The holes of Cathedral Cave actually resembles a human face.
Danny, our dive guide, was the first to enter the cave, I followed. Indeed it was just a small cavern, with three huge openings that serve as entrance. I watched as Ate Claudia and Yoyo went through. It was easy.
Inside, Ate Claudia made hand gestures on her face before pointing to the opening. I looked at the holes and just nodded at her, clueless what she meant. Later did I find out that she was referring to cave’s entrance which resembles a face, the holes make out the eyes and the mouth! I missed it.
Ghost Pipefish! 🙂
Cute Yellow Frogfish! 🙂
Afterwards, we drifted with the mild current with a wall adorned with corals and sea fans on our right. The wall is home to various critters, macros and other small fishes. There we saw Moray Eel, Banded Pipefish, Ornate Ghost Pipefish, Electric Clam, Pufferfish, Yellow Frogfish and more!
Fifty-two minutes past since our descent and we surfaced, went back to the dive shop and spent the surface interval lazing in the resort.

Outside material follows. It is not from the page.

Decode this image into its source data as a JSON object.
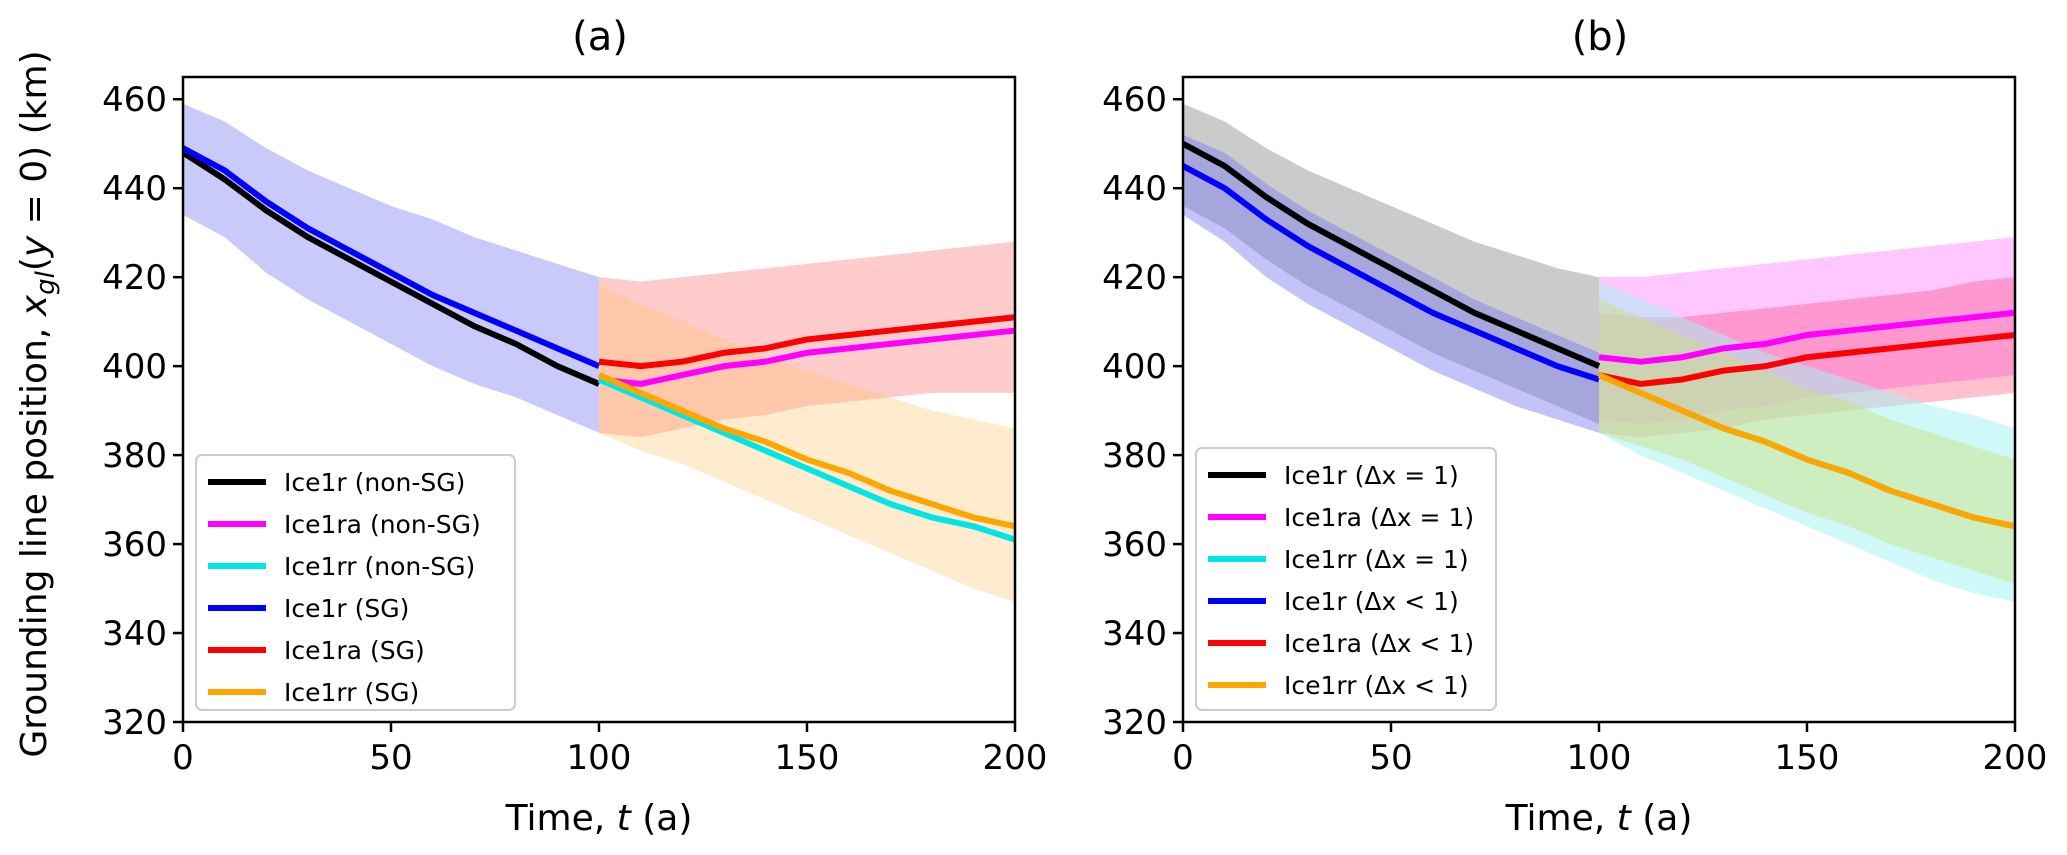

An hour of surface interval and we were ready for our second dive to a site rarely mentioned online and off – Visaya Reef. Quite an odd name for the site and how it acquired its name is unknown to us.
School of Yellow Anthias
Visaya Reef is a sloping bed covered with soft and hard corals and home to our usual tropical buddies – Groupers, Triggers, Puffers, Nudis, Scorpions, Angels, Bats and more. We spotted also Pygmy Seahorse, Cleaner Shrimps and the rare Emperor Shrimps! Wow!
But the highlight of our second dive was the sea turtle we saw resting in the corals with remora on its shell. I didn’t actually notice it until Ate Claudia grabbed my belt to get my attention. It wasn’t our first time to see a sea turtle but seeing them underwater always amazes me.

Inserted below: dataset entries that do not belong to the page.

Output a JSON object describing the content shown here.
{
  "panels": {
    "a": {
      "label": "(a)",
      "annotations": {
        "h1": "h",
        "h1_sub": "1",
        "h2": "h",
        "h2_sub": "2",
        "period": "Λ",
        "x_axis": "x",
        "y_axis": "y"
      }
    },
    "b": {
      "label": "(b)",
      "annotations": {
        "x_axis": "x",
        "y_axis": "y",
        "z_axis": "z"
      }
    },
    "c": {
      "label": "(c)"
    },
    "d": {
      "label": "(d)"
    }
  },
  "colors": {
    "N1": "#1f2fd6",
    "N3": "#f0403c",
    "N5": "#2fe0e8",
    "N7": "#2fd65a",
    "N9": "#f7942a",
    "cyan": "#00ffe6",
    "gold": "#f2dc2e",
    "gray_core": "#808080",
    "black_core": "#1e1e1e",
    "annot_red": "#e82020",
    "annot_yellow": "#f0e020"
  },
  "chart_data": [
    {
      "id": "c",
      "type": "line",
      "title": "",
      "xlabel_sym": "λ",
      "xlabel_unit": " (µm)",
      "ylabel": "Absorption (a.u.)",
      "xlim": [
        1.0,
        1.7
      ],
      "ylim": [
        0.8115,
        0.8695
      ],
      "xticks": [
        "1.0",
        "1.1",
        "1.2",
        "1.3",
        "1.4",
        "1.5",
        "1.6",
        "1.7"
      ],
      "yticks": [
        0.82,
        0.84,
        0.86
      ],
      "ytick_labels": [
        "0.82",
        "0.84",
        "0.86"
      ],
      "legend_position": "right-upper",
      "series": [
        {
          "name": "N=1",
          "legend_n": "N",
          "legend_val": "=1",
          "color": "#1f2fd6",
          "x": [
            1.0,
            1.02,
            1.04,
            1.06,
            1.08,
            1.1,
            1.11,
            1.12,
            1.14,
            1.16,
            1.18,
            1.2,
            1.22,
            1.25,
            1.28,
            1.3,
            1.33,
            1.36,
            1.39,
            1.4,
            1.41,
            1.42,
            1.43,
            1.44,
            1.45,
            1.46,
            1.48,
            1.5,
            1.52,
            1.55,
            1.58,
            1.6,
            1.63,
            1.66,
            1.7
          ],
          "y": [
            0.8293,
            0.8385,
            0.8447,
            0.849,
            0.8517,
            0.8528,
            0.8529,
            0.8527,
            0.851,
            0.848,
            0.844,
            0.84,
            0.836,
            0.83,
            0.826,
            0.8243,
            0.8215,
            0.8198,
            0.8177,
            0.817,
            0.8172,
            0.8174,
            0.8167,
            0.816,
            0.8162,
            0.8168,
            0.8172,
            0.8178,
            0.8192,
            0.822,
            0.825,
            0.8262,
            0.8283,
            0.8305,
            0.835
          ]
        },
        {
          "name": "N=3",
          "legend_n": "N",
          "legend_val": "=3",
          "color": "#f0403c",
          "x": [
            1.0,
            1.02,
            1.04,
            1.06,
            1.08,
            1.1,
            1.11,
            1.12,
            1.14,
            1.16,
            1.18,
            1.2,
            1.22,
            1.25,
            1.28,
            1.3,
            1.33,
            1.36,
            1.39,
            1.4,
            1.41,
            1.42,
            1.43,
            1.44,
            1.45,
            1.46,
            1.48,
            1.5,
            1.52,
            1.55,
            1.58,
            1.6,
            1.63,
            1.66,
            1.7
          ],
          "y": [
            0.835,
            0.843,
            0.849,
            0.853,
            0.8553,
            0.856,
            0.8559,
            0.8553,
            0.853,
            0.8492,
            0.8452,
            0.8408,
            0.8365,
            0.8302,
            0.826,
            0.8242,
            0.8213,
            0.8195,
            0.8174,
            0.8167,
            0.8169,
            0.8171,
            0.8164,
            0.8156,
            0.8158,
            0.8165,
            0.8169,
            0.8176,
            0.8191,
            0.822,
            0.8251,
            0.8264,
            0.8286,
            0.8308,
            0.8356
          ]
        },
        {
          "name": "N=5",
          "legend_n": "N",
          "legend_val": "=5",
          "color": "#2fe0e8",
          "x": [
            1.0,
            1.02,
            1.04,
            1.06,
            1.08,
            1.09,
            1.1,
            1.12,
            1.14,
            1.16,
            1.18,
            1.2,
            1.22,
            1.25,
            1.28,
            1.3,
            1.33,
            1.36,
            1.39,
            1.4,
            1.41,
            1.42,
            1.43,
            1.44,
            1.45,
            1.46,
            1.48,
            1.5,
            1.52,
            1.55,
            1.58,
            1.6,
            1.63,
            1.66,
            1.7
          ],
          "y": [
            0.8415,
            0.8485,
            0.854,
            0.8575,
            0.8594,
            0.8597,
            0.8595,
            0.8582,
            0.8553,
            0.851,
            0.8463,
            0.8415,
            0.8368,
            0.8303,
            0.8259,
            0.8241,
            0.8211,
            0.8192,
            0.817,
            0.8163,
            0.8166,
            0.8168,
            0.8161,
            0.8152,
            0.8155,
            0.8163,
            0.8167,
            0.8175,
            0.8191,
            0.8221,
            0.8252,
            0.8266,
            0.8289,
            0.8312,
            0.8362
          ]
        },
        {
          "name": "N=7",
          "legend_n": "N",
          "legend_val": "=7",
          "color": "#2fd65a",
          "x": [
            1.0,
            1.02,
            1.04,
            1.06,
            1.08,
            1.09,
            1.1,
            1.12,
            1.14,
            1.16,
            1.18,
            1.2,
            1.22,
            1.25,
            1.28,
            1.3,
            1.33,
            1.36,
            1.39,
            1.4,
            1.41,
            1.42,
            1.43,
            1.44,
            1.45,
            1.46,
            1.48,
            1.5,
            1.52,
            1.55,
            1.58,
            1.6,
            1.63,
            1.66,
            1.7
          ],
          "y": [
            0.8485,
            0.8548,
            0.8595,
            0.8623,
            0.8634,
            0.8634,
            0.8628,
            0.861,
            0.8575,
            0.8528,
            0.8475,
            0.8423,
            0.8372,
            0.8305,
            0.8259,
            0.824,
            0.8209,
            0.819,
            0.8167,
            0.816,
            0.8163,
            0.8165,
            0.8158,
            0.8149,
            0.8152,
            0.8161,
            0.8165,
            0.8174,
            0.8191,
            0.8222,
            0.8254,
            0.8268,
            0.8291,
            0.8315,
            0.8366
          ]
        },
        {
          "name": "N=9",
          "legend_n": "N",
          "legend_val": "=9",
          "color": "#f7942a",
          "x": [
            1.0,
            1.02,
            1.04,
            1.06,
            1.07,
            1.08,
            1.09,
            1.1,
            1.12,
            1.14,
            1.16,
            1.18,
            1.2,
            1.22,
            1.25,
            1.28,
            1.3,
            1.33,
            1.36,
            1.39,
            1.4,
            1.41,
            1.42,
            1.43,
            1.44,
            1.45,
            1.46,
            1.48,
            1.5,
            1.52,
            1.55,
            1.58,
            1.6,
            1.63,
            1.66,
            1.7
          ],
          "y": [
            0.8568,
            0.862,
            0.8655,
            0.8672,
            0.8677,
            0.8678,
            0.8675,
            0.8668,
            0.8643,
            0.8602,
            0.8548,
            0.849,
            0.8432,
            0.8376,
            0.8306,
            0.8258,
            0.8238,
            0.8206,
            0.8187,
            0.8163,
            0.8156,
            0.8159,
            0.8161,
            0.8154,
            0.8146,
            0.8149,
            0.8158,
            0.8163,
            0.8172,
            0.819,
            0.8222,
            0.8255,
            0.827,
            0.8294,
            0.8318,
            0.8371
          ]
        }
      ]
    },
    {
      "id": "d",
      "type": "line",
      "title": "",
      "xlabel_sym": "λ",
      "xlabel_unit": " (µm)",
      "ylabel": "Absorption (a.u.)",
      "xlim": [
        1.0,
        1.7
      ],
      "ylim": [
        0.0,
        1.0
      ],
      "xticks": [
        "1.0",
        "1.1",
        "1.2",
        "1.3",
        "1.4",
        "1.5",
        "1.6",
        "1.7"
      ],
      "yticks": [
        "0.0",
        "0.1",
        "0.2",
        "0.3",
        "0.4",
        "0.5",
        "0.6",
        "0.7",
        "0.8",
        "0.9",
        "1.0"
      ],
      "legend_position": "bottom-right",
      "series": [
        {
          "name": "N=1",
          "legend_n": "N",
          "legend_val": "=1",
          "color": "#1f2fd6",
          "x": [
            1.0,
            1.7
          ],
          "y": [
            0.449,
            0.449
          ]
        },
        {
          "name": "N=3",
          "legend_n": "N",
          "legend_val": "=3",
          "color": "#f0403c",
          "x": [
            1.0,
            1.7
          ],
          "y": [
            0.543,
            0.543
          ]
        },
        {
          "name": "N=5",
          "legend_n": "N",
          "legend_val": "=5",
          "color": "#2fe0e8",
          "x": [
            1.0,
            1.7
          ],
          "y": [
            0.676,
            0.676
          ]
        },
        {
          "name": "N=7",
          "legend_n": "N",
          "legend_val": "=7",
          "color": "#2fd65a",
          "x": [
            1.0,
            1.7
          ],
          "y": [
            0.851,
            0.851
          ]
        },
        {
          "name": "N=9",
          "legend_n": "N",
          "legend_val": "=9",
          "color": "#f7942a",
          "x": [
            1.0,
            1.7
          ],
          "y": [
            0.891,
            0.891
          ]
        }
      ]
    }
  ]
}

Our special guests during the second dive.
We surfaced after spending 51 minutes underwater.
The Sardine Run
We rarely go on third descent on our dive trips but if we do, we make sure that it is well worth diving. The Sardine Run is the very reason we returned and the very reason why we will return again in the future, and it was our third dive for the day.
Never ceases to amaze us!
But the school of sardines relocated since they returned. From their previous spot in Pescador Island, they emerged near the shore of Basdiot, closer to the dive shops, resorts and community. Danny and Yoyo thought that they are in better location now that they are close to the community that watch them, it will be hard for illegal fishers to catch the helpless sardines. Ate Claudia and I concurred.

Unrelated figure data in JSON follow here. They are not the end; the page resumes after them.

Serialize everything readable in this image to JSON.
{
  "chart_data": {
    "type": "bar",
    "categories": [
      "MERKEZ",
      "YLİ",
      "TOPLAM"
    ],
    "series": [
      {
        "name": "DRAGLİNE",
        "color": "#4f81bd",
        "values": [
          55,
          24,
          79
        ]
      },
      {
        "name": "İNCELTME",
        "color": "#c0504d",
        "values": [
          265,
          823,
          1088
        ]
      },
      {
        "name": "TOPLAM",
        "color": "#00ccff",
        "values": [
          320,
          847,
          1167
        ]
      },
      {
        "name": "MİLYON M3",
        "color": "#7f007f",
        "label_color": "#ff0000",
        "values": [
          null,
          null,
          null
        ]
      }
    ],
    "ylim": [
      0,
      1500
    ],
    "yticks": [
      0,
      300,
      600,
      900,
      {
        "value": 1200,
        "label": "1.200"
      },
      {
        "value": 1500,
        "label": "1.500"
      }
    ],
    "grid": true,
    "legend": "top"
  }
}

Excited to be reacquainted with the sardines once more, we waded into the water for our third and final dive and slowly descended to maximum of eighteen meters. We drifted with the mild current against a wall decorated with corals but our attention were focused on the sardines. As we drifted, it gradually darkened and when we looked up, lo and behold, millions of sardines clouding us. we were amazed! It was surreal in every sense of being surreal! It was actually our third time with the Sardine Run and yet it felt like first.
Sea turtle and remora drifting towards the sardine run! Wow!
The Sardine Run never disappoints. Seeing these creatures as they synchronously sway wit their gentle moves is like watching a classical ballet repertoire or listening to a violin recital… so beautiful! The sight was made even more wonderful by a sea turtle who swam above us, below the sardines. The moment was so divine, it was the best 50 minutes of my life.
There’s something about Moalboal that beckons our senses – the sardine run!
There’s something about Moalboal that beckons our senses and we are quite sure it is the sardine run. Drifting underneath the millions of sardines that cloud the blue water above is truly a defining experience that makes us fall in love again and again and again with the wonderful and mysterious life underwater. For Ate Claudia and I, it is where we belong.